A commercial flickers on the TV screen during the break of the always exciting 24. A close up of a young girl talking on her cell phone fills the screen. Her laughter and giggling is abruptly cut short… The camera pans out to reveal that she had been talking on her cell phone while driving; followed by a message: “Do not talk on your cell phone while driving.”
While that is the message that is intended to be seen, one can easily see something completely different, something that is profoundly different, and something that is quickly become a cancer on American society; the art of passing blame.
It is a joke – a colossal one at that – that all across America, and even parts of Europe, cell phones and driving are being outlawed in favor of hands-free car sets. More recent studies have since been released which suggest that it’s not the act of holding the phone to one’s year that is distracting to the driver; it’s the diversion of concentration from the road to the conversation that is the true culprit.
Well, following the results of such scientific studies lawmakers at the local level in states all across the country have begun to pass new laws banning the use of not only cell phones while driving, but also hands-free sets. “That’ll show those talkers!” one lawmaker most definitely exclaimed. However, where’s the law that bans drivers from talking to their kids in the backseat, or to their passenger(s)? What’s the difference? There is none, according to science.
With ludicrous anti-cell phone laws being signed each day in America, where are the laws that ban smoking and driving? The law banning eating Big Macs while driving? I can’t tell you how many times I’ve nearly been run down by a smoker as they’re struggling to light one up while they’re doing 70 down the freeway. I am sure of one thing, though; it’s been more times than I’ve been put in jeopardy on the road by “talkers,” or even women recklessly putting on their make-up while driving.
Smoking while driving, drinking hot coffee while driving, eating fast food while driving, and changing CDs or radio stations while driving are all dangerous distractions. Yet in what major US metropolitan area are and of these these activities outlawed? Not a one!
Is it the responsibility of the government to regulate facets of society to protect us from our selves? Sometimes it is, sure; hence seatbelt laws. But it is definitely the responsibility of government to protect its citizenry from the reckless and careless behavior of the citizenry. In the entire state of California it is illegal to smoke indoors in public places, such as restaurants or bars. In Mesa, Arizona it is illegal to walk down the street with a lit cigarette.
City and state legislators often go too far with these laws. The best method to protect the people is not to legislate laws that are barely enforceable. (How is an officer going to know if a driver is using a hands-free set or singing along with the radio?) The best method is for city and state governments to use the free public TV airwaves to educate the public on proper traffic law and on how to avoid dangers of the road, in lieu of arbitrarily outlawing the harmless practices and passing the over to a specific action of the driver. Why? Because it may be too much to ask Americans to take responsibility. We would have to admit that there was a lack of overall responsibility in the first place, and we can’t have that, can we?
How can the proposed air time be afforded? Well, by increasing the fines for dangerous traffic violations, such as driving under the influence of illegal drugs, cutting off motorists, speeding in school zones, failing to obey traffic lights and signs, et cetera, et cetera.

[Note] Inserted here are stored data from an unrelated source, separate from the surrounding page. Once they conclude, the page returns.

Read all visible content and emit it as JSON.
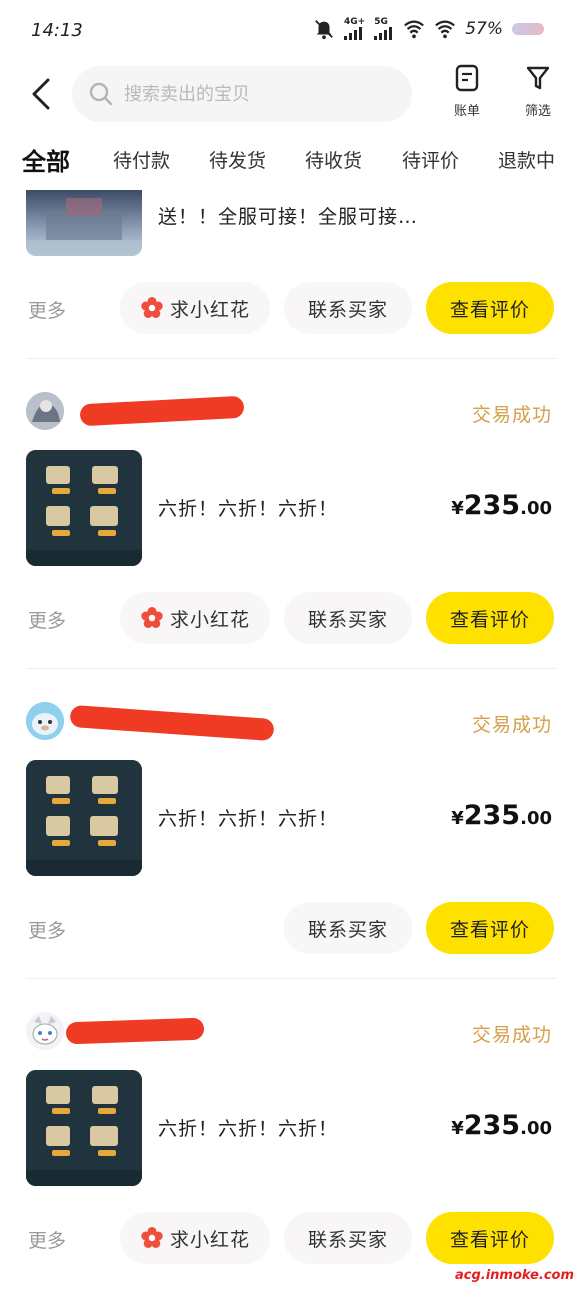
{
  "status_bar": {
    "time": "14:13",
    "net_4g": "4G+",
    "net_5g": "5G",
    "battery": "57%"
  },
  "header": {
    "search_placeholder": "搜索卖出的宝贝",
    "bill_label": "账单",
    "filter_label": "筛选"
  },
  "tabs": [
    "全部",
    "待付款",
    "待发货",
    "待收货",
    "待评价",
    "退款中"
  ],
  "partial_item": {
    "title": "送！！全服可接！全服可接…"
  },
  "orders": [
    {
      "status": "交易成功",
      "title": "六折！六折！六折！",
      "price_symbol": "¥",
      "price_int": "235",
      "price_dec": ".00"
    },
    {
      "status": "交易成功",
      "title": "六折！六折！六折！",
      "price_symbol": "¥",
      "price_int": "235",
      "price_dec": ".00"
    },
    {
      "status": "交易成功",
      "title": "六折！六折！六折！",
      "price_symbol": "¥",
      "price_int": "235",
      "price_dec": ".00"
    }
  ],
  "actions": {
    "more": "更多",
    "flower": "求小红花",
    "contact": "联系买家",
    "review": "查看评价"
  },
  "colors": {
    "accent": "#ffe100",
    "status": "#d4a04a",
    "flower": "#ee4e3c"
  },
  "watermark": "acg.inmoke.com"
}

The government, in stead of wasting time with phantom legislation, should do what it exists to do; to help to make a safe society. More Americans die on the road each year than of any other unnatural cause. Clearly, the government is not doing enough. It is our responsibility, however, to do more.
The next time that your vehicle is in motion and you want to take that drink of coffee, soda or water, you feel the urge to dip into that bag and take a bite of your hamburger, or you have the urge to light up a smoke, remember that my it’s not your cell phone’s fault if you get into an accident, it’s your fault for being irresponsible and not paying attention to the road. As a society we can be more responsible drivers and make the roads safer for everyone, if only we can first admit and take accountability for our own actions as individuals.